The rats were randomly allocated into four groups of males and four groups of females as follows: SHAM SED M, male + sham surgery + sedentary (n = 11); SHAM AC M, male + sham surgery + acrobatic training (n = 11); 2VO SED M, male + 2VO surgery + sedentary (n = 12); and 2VO AC M, male + 2VO surgery + acrobatic training (n = 12) and SHAM SED F, female + sham surgery + sedentary (n = 9); SHAM AC F, female + sham surgery + acrobatic training (n = 11); 2VO SED F, female + 2VO surgery + sedentary (n = 12); and 2VO AC F, female + 2VO surgery + acrobatic training (n = 14).

2.3 Acrobatic training protocol

The 60-day-old rats were habituated for a week in the acrobatic circuit or housed in home cages.
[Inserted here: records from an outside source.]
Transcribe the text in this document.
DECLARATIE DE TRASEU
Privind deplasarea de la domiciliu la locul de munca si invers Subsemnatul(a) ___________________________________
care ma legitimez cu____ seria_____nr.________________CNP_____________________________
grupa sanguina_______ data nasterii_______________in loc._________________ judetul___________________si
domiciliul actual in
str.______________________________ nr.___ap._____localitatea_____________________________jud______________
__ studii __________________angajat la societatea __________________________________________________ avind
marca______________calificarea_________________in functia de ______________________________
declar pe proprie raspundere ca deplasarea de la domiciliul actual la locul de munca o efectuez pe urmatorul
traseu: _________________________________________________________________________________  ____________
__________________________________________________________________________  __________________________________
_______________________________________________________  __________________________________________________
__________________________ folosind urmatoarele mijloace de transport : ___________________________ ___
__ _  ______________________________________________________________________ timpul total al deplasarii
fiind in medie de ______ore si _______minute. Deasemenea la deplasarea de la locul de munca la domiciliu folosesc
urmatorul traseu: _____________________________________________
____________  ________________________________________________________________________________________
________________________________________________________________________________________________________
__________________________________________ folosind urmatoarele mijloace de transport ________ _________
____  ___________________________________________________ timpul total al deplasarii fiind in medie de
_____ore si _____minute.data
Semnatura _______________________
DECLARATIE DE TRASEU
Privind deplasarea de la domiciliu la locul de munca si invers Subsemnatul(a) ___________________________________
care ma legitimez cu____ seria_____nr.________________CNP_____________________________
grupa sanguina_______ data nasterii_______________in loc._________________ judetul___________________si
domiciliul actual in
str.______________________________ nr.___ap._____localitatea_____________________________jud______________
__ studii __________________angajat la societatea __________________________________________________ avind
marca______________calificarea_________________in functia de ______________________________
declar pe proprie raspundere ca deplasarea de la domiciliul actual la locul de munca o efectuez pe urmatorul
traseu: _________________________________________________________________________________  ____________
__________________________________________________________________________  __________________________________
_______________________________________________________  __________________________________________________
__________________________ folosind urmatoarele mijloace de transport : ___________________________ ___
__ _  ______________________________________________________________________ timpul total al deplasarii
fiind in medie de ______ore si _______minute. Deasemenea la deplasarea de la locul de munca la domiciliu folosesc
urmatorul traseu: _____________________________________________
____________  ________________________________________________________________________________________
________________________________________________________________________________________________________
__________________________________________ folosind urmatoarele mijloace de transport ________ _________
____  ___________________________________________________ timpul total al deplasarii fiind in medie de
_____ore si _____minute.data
The groups performed the protocol in the acrobatic circuit, consisting of five tasks, namely, (1) thick or thin rope horizontal bridge, (2) obstacle bridge, (3) narrow or wide parallel bar, (4) grid with large and small holes, and (5) thick or thin single rope, according to the literature (28, 30). The circuit was placed 1.5 m above the floor level, in an appropriate room. Each task was 1 m long and was switched every week to increase the difficulty (Figures 1 B,C). The acrobatic training protocol was performed according to the literature (18, 31). Briefly, the rats completed an acrobatic session, three times per week, on alternate days for a total of 12 training sessions. Each training session consisted of five trials in the circuit, totaling 25 m covered per session. While the indicated groups trained, the animals in sedentary conditions remained in their home cages. The time to complete the circuit was recorded.

2.4 Two-vessel occlusion surgery (2VO)

At the end of the acrobatic training, the rats were submitted to 2VO or sham surgery in an appropriate room. The rats were weighed and the anesthesia was induced by inhalation of a mixture of isoflurane (Isoforine, Cristália, São Paulo, Brazil) and 4% oxygen gas and then maintained by inhalation of 2% isoflurane delivered through an inhalation anesthesia device (Brasmed, São Paulo, Brazil) for approximately 7–10 min (average procedure time). The animals were placed in the supine position on a thermal plate (Insight, São Paulo, Brazil) to maintain a temperature of 36°C to avoid hypothermia, with temperature being monitored by a rectal thermometer. Under general anesthesia, an incision was made in the midline of the neck, and the sternocleidomastoid muscle was retracted to locate the right common carotid artery. The Vagus nerve was gently separated, and permanent artery occlusion was performed using a 5–0 silk suture. One week later, the same procedure was performed on the left common carotid artery (5). At the end of the procedure, the animals were sutured and housed in an appropriate room and received postoperative care such as a topical application of 10% lidocaine and oral analgesic medication, in accordance with the instructions of the Central Animal House veterinarian. The mortality rate of the 2VO procedure was approximately 10% (5); therefore, the final number of animals per group may vary. The sham rats received the same procedure, without occlusion of the common carotid arteries.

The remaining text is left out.